Rohrbacher wollten Rathaus retten

St Ingbert · Die Herrschaft der Stadtoberen ist passé – zumindest bis Aschermittwoch. Denn die Narren haben in St. Ingbert die Macht an sich gerissen, mit verboozter Frechheit und einem Kalauer nach dem anderen.

 Nahezu kampflos ergab sich Oberbürgermeister Hans Wagner am Samstag den Angreifern der DNZ-Ehrengarde, mit denen er dann direkt in die Stadthalle „einrückte“. Foto: Cornelia Jung

Nahezu kampflos ergab sich Oberbürgermeister Hans Wagner am Samstag den Angreifern der DNZ-Ehrengarde, mit denen er dann direkt in die Stadthalle „einrückte“. Foto: Cornelia Jung

Foto: Cornelia Jung

. Gut sah er aus, der Chef vom Rathaus, wie er da kurz vorm Rathaussturm als edler Knappe mit dem goldenen Schlüssel in der Hand auf das jährliche Procedere wartete. Sichtlich erholt war er aus seinem Urlaub zurückgekehrt und gab sich vielleicht auch deshalb entspannt und wenig kampfeslustig. Er werde ja sowieso gleich wieder unterliegen, vermutete er richtig. Er bedankte sich bei den närrischen Zaungästen, dass sie gekommen waren und auch der neuen Sturmzeit zwei Stunden später als in den Jahren zuvor "wohlwollend" gegenüberstanden.

Der Besucherzahl hatte es keinen Abbruch getan, mehr als sonst schienen es aber auch nicht zu sein. Irgendwie war alles ein bisschen anders. So liefen die Garden auf der anderen Seite des Marktes, um sich vorm Rathaus zu positionieren, was den ein oder anderen Fotografen, der sich schon seinen Standort gesucht hatte, verunsicherte. In diesem Jahr waren auch die Kameraden der Feuerwehr, die sonst die zahlenmäßig stärksten "Kämpfer" waren, nicht zur Verteidigung angetreten. Im Text des OB standen sie noch: "...ich bin nämlich schlau, hann an alles gedacht. Die Feierwehr met ihre Kanone schussbereit, die duhn mich beschütze vor so närrische Leit." Nein, tat sie nicht. Es sei für diese zu spät, sagten die einen. Verwaltung und Stadtrat schienen die Gründe zu kennen. "Kein Kommentar", hieß es aus diesem Lager.

In der Rede der anderen drei wurde aus der Feuerwehr "einiche Starke". Bei den Dreien handelte es sich nicht nur um Vertreter der St.

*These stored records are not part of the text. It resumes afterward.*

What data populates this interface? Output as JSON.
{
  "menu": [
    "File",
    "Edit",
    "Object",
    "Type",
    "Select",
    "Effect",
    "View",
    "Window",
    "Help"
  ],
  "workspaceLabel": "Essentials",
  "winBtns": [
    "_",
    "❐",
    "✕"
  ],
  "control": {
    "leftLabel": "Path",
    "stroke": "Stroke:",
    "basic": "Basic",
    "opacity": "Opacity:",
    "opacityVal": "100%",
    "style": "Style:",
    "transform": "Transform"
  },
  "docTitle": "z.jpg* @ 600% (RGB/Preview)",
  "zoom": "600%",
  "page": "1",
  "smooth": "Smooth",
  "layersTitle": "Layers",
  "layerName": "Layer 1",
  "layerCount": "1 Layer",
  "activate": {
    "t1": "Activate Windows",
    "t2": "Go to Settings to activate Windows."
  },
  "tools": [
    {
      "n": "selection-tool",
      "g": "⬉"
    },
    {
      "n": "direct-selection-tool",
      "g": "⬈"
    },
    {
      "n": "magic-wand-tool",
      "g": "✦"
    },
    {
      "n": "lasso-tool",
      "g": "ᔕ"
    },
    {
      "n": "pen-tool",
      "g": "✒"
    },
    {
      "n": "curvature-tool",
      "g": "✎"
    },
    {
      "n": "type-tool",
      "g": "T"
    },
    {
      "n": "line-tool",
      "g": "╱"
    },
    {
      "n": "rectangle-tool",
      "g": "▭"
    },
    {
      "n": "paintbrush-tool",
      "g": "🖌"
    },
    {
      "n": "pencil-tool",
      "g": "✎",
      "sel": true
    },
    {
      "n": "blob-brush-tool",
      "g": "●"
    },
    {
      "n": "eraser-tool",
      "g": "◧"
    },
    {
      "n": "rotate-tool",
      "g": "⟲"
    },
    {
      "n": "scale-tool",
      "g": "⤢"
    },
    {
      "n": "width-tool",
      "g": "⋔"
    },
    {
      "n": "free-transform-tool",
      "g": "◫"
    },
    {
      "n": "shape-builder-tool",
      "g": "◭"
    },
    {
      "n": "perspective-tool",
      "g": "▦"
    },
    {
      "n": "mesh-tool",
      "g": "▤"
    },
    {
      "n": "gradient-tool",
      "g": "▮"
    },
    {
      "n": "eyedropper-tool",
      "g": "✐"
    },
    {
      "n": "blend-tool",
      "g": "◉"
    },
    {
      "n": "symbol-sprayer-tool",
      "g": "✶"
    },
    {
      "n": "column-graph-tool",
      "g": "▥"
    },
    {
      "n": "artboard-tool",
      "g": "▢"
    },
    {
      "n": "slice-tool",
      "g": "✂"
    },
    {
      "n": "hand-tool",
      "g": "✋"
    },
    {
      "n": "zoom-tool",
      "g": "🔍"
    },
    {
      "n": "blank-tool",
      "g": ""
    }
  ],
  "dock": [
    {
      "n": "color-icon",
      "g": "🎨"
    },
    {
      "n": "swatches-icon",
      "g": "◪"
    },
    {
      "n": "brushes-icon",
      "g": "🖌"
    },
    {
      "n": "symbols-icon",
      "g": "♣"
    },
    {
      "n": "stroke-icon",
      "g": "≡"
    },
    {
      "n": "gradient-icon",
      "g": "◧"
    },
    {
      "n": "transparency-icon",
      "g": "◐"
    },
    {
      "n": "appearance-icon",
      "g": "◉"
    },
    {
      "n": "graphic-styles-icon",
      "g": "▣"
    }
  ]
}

Ingberter Karnevalsvereine, die sich den verbalen Schlagabtausch mit Hans Wagner lieferten, sondern es waren neben Markus Seel von der DNZ auch Heike Kretschmer von den Rentrischer "Holzhauern" sowie Lisa Bender von der KG "dann wolle ma emol" aus Rohrbach zum Sturm bereit. Auch das ein Novum. Heiliges Abendland, jetzt stürmen schon "Auswärtige" die St. Ingberter Macht-Zentrale.

Rohrbacher Schützinnen waren es dann auch, die die Schüsse zur Abschreckung der Stürmenden abschossen. "Menscht du vielleicht, mer hätte Angschd vor der? Du bisch nur eener, unn mer sinn viel mehr! Du kannsch Baustelle mache, noch unn nöcher, das halt uns nett uff, mer laafe durch die Löcher", hieß es an Wagners Adresse gerichtet. Der wollte das Rathaus dann doch nicht einfach so aufgeben und drohte für den Notfall damit, sein Bett im Rathaus aufstellen zu wollen. Das brauchte er nicht, denn als das Rathaus von der DNZ-Garde gestürmt wurde, ging es, nein, nicht etwa ins Rathaus, sondern direkt zum Feiern in die Stadthalle. Hut ab, das muss den St. Ingbertern erst mal jemand nachmachen, die einen Sturm aufs Rathaus inszenierten, ohne bei dessen erfolgreicher Einnahme einen Fuß in selbiges zu setzen.